Life-Changing Tip: I discovered many articles of clothing in my closet with the tags still on. I began to take inventory of what I owned to determine which of the items I was purchasing I was truly using.

March: Elevators

Considering myself in shape, I thought a few extra flights of steps per day would be no problem. As I crawled the ten flights to work each morning, I was surprised to find how winded I was by the time I got to the top.   
 
Life-Changing Tip: There are plenty of opportunities to stay active that don’t involve going to the gym. 

April: Newspapers

Starting in college, I was required to read the newspaper every day, and I continued to feel pressure to be informed about everything. But the overwhelmingly bad news was depressing and killing my love of reading. Instead, I swapped the daily news for poetry and began the day with peace.
 
Life-Changing Tip: When I didn’t force myself to read cover to cover, I was able to revive my joy in reading.

May: Cell phones

My cell phone bill was topping $100 per month because I always went over my minutes.   Plus I was always running late and using my cell phone to call in my excuses.
 
Life-Changing Tip: Without the phone, I was forced to be on time and to learn quickly that my communication needed to be as clear as possible. Now I take responsibility for my time and my plans.

June: Dining Out

I grew up cooking with my mother and grandmother, preparing homemade feasts. But I used my hectic life as an excuse to avoid the kitchen. I wanted to not only save the money I was spending on restaurants and take-out, but also bring back my love of cooking.
 
Life-Changing Tip: Cooking at home helped me slow down and learn patience.

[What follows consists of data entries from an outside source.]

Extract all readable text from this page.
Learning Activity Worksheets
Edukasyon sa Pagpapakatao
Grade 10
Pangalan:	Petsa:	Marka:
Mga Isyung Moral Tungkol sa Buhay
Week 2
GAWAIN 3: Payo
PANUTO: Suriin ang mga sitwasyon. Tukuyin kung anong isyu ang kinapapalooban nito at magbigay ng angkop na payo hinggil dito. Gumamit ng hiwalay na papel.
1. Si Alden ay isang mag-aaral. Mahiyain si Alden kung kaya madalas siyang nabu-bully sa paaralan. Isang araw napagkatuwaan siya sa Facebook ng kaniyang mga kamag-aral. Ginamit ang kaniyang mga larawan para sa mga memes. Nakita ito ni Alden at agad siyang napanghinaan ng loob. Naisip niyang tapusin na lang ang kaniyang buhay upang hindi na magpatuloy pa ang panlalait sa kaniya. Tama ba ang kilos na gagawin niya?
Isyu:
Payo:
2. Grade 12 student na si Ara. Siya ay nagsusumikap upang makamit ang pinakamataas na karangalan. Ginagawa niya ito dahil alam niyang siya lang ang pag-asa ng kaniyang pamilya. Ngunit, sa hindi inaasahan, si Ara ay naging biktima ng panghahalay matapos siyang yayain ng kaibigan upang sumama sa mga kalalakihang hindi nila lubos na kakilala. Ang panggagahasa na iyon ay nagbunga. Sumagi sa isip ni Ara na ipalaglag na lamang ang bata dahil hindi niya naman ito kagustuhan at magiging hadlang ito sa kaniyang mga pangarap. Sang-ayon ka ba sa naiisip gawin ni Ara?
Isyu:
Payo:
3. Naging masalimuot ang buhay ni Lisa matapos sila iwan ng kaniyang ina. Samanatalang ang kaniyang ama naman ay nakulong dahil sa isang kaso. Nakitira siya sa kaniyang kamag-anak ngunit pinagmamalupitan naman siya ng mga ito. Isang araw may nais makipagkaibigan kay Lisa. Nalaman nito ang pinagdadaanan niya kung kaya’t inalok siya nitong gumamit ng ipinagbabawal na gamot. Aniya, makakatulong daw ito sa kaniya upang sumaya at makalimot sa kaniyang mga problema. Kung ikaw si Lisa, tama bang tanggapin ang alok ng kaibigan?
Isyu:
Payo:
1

I was also able to exercise portion control and use fresh ingredients—which benefited my weight and health.
 

July: Television

Television had become my electronic roommate. I kept it on from the minute I walked in the door after work till I fell asleep. This month, instead of getting sucked in to the latest reality show, I took action by running errands, taking walks, and preparing dinner, all things I had generally left to the weekend.
 
Life-Changing Tip: I was surprised by how much time I spent mesmerized by TV. Today, I always watch while doing a task, folding laundry, organizing photos, or even exercising--which makes viewing active.